Anyway, on with the unofficial and incomplete list. And if you find yourself checking off more than not, I would highly suspect you! Last updated 11/20/21
Postive Gorlin’s sign (ability to touch tip of tongue to nose, yes I think this case has EDS, natch)
Standing on the sides of your feet as your ankles roll easily in, or out – pronation, anti-pronation
Severe myopia (near-sightedness) and or astigmatism
Nystagmus or repetitive uncontrolled eye movements (magnesium may help)
Chronic Blepharitis or eyelid infections (likely from Selective IgA deficiency, part of commonly comorbid CVID)
Weak, crowded or cracked teeth (low Vitamin D contributes to the latter)
Peg teeth, or abnormal shaped teeth or microdontia
Receding gums that easily bleed even with good hygiene (Vitamin C can help this)
Sensitive teeth – this can come on as your ligaments loosen. (Mine tightened up and the sensitivity resolved with Vitamin C therapy yay.)
TMJ and all forms of jaw deformities, but especially high palate & crowding
Stretchy skin, ability to flip eyelids up (and freak out younger siblings)
Contortionist ability, or extreme flexibility in gymnastics or acrobatics
Injure in your sleep easily. Have to adjust, reset or tape up joints upon waking and getting up. (Shoulders and hips go out easily if you side sleep. Also trouble sleeping on your back due to obstructive airway apnea from floppy tissues no matter your size.)
Weak ankles, trouble wearing high heel shoes, strong pronation or anti-pronation
Trouble swallowing (can have both neurologic and allergy-type drivers)
I’m stopping here for now, but will periodically add to this list. Many of these were already listed on the common comorbidities page, but I’m trying to add signs that in themselves are not full comorbidities, but just signs we find common in EDS and HSD patients. Alas, I’ve caved and ended up adding/sharing a couple that are driven by one of our most common comorbidities I find: MCAD.

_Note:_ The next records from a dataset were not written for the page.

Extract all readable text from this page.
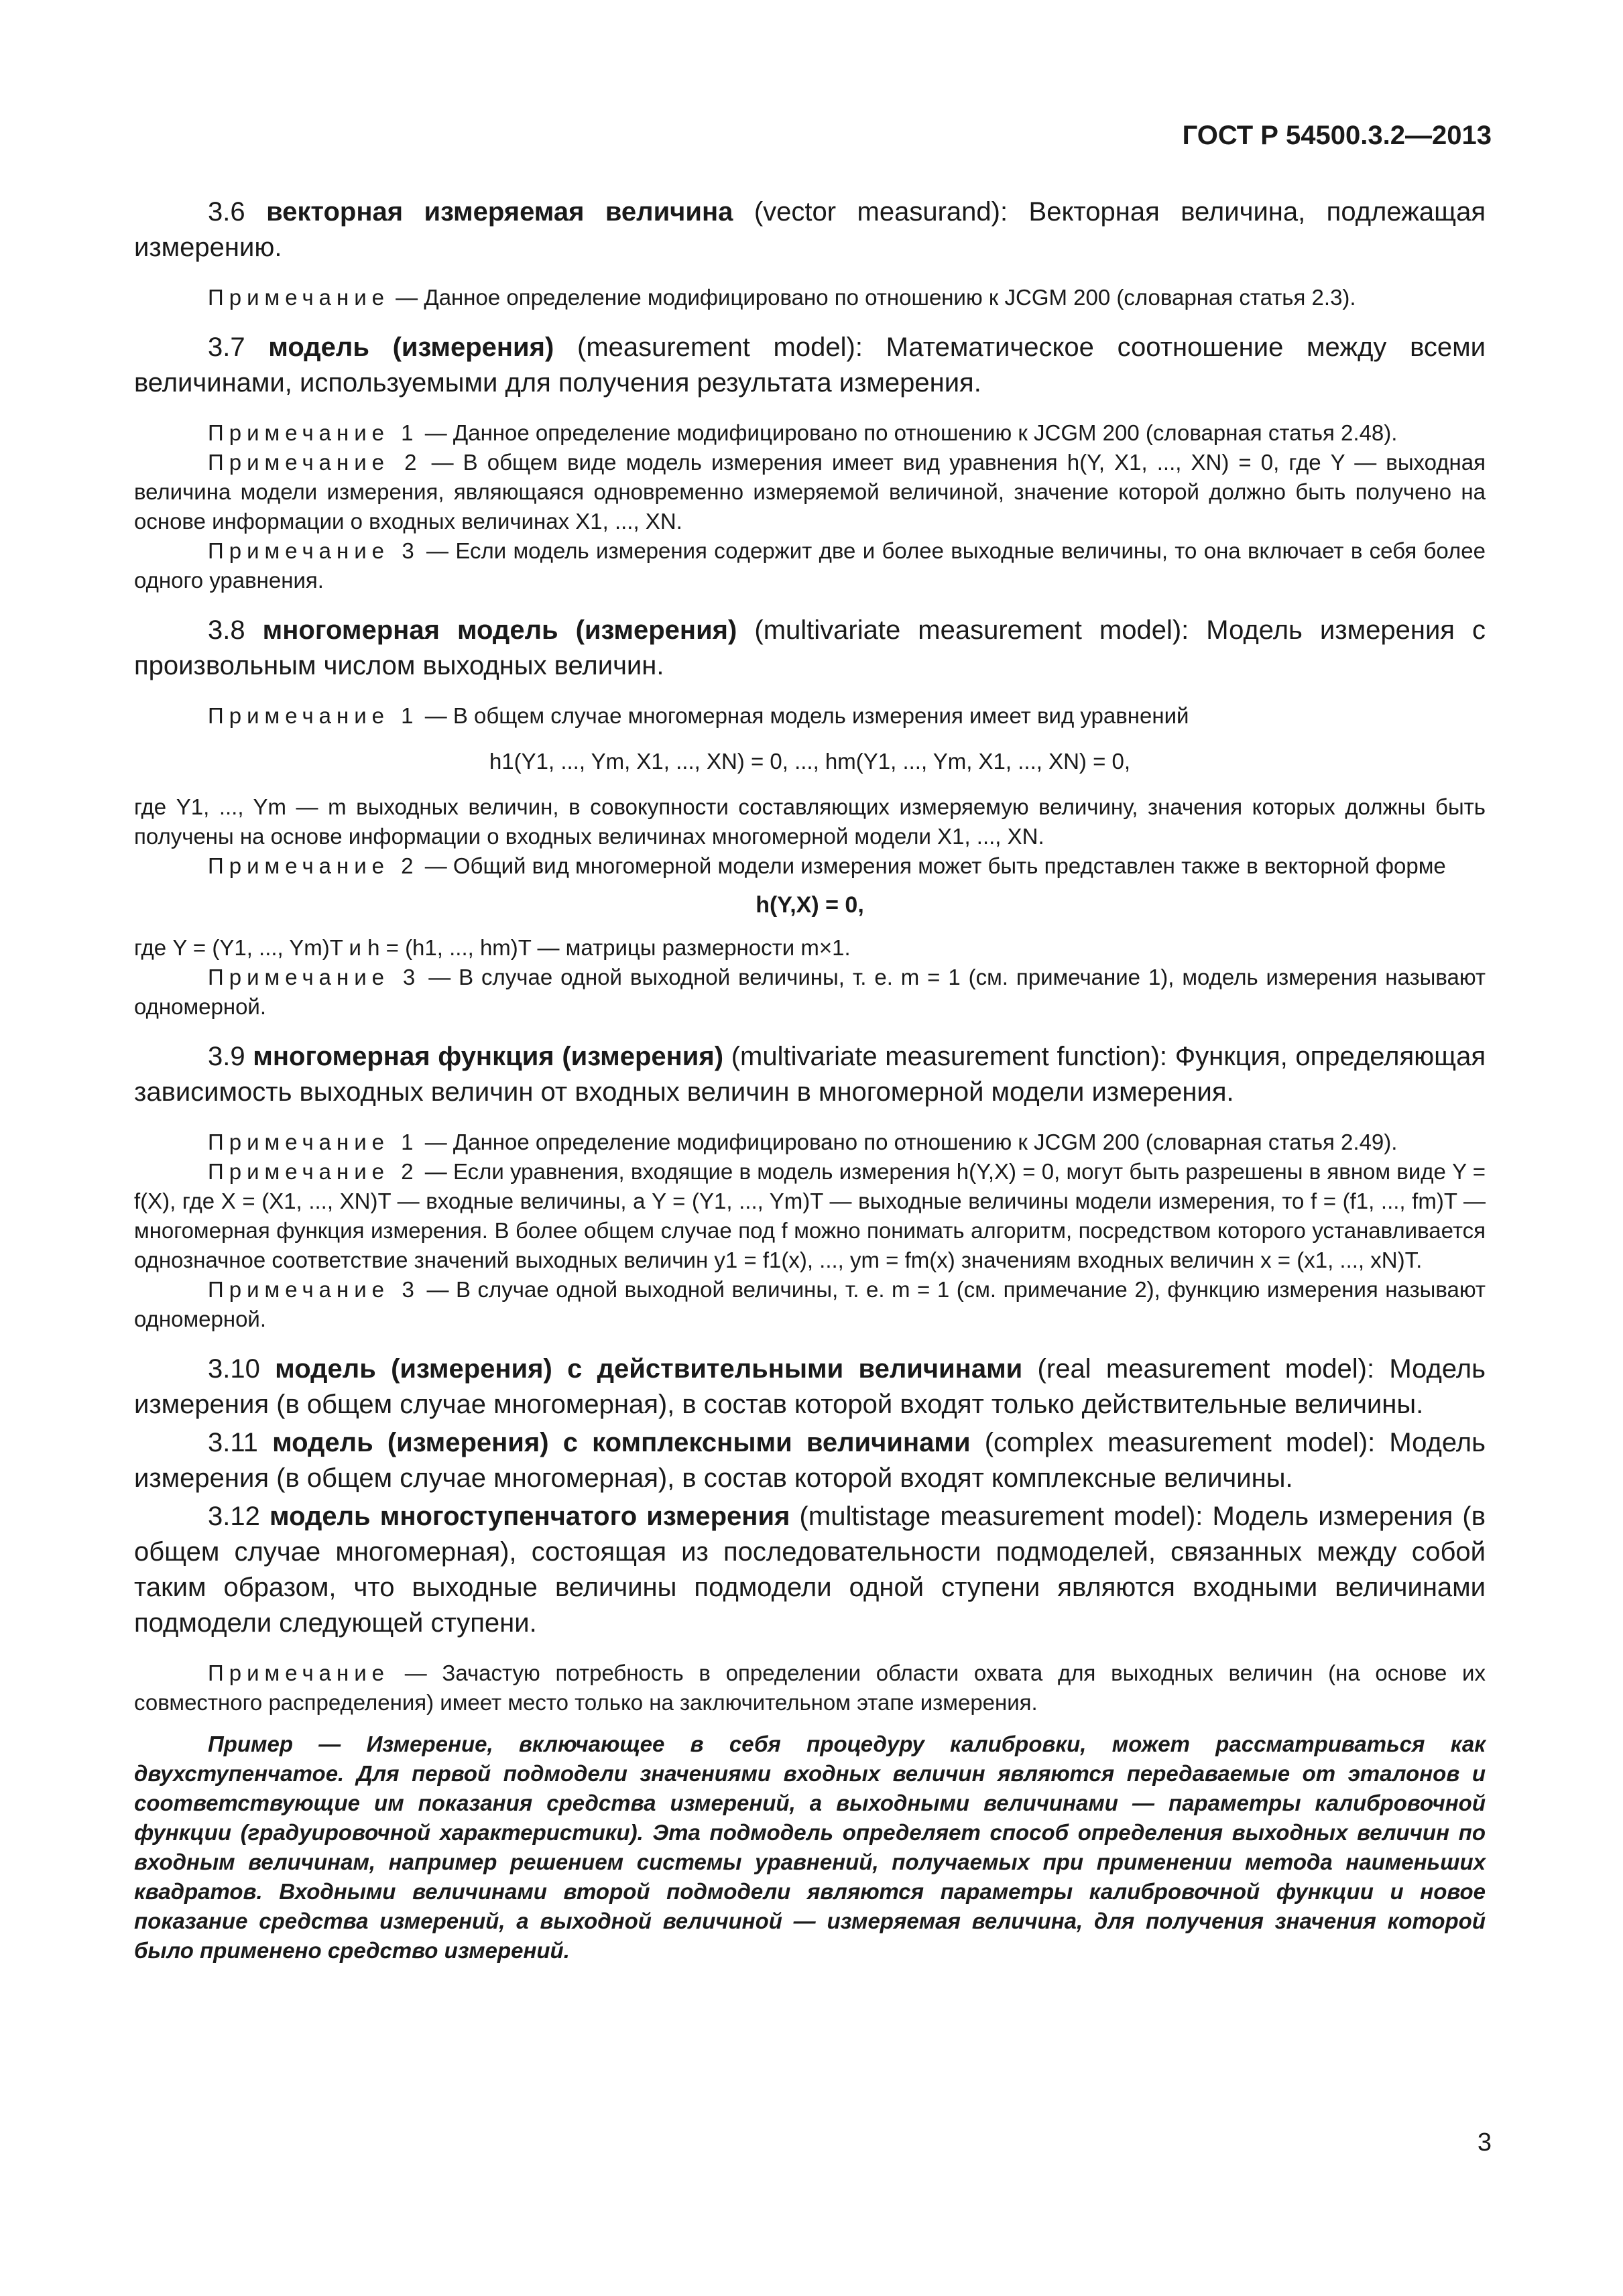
ГОСТ Р 54500.3.2—2013

3.6 векторная измеряемая величина (vector measurand): Векторная величина, подлежащая измерению.

Примечание — Данное определение модифицировано по отношению к JCGM 200 (словарная статья 2.3).

3.7 модель (измерения) (measurement model): Математическое соотношение между всеми величинами, используемыми для получения результата измерения.

Примечание 1 — Данное определение модифицировано по отношению к JCGM 200 (словарная статья 2.48).

Примечание 2 — В общем виде модель измерения имеет вид уравнения h(Y, X1, ..., XN) = 0, где Y — выходная величина модели измерения, являющаяся одновременно измеряемой величиной, значение которой должно быть получено на основе информации о входных величинах X1, ..., XN.

Примечание 3 — Если модель измерения содержит две и более выходные величины, то она включает в себя более одного уравнения.

3.8 многомерная модель (измерения) (multivariate measurement model): Модель измерения с произвольным числом выходных величин.

Примечание 1 — В общем случае многомерная модель измерения имеет вид уравнений

h1(Y1, ..., Ym, X1, ..., XN) = 0, ..., hm(Y1, ..., Ym, X1, ..., XN) = 0,

где Y1, ..., Ym — m выходных величин, в совокупности составляющих измеряемую величину, значения которых должны быть получены на основе информации о входных величинах многомерной модели X1, ..., XN.

Примечание 2 — Общий вид многомерной модели измерения может быть представлен также в векторной форме

h(Y,X) = 0,

где Y = (Y1, ..., Ym)T и h = (h1, ..., hm)T — матрицы размерности m×1.

Примечание 3 — В случае одной выходной величины, т. е. m = 1 (см. примечание 1), модель измерения называют одномерной.

3.9 многомерная функция (измерения) (multivariate measurement function): Функция, определяющая зависимость выходных величин от входных величин в многомерной модели измерения.

Примечание 1 — Данное определение модифицировано по отношению к JCGM 200 (словарная статья 2.49).

Примечание 2 — Если уравнения, входящие в модель измерения h(Y,X) = 0, могут быть разрешены в явном виде Y = f(X), где X = (X1, ..., XN)T — входные величины, а Y = (Y1, ..., Ym)T — выходные величины модели измерения, то f = (f1, ..., fm)T — многомерная функция измерения. В более общем случае под f можно понимать алгоритм, посредством которого устанавливается однозначное соответствие значений выходных величин y1 = f1(x), ..., ym = fm(x) значениям входных величин x = (x1, ..., xN)T.

Примечание 3 — В случае одной выходной величины, т. е. m = 1 (см. примечание 2), функцию измерения называют одномерной.

3.10 модель (измерения) с действительными величинами (real measurement model): Модель измерения (в общем случае многомерная), в состав которой входят только действительные величины.

3.11 модель (измерения) с комплексными величинами (complex measurement model): Модель измерения (в общем случае многомерная), в состав которой входят комплексные величины.

3.12 модель многоступенчатого измерения (multistage measurement model): Модель измерения (в общем случае многомерная), состоящая из последовательности подмоделей, связанных между собой таким образом, что выходные величины подмодели одной ступени являются входными величинами подмодели следующей ступени.

Примечание — Зачастую потребность в определении области охвата для выходных величин (на основе их совместного распределения) имеет место только на заключительном этапе измерения.

Пример — Измерение, включающее в себя процедуру калибровки, может рассматриваться как двухступенчатое. Для первой подмодели значениями входных величин являются передаваемые от эталонов и соответствующие им показания средства измерений, а выходными величинами — параметры калибровочной функции (градуировочной характеристики). Эта подмодель определяет способ определения выходных величин по входным величинам, например решением системы уравнений, получаемых при применении метода наименьших квадратов. Входными величинами второй подмодели являются параметры калибровочной функции и новое показание средства измерений, а выходной величиной — измеряемая величина, для получения значения которой было применено средство измерений.

3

And I will re-iterate that though many patients are quite flexible or “bendy”, and some even extremely so, NOT ALL are very or even at all “bendy” or flexible! So do not consider yourself exempt just because you are not, sorry. Many of us stiffen with age and early onset arthritis, and some, like Dr. Jaime Bravo a leading rheumatologist in Chile with EDS himself told me never are in 2012.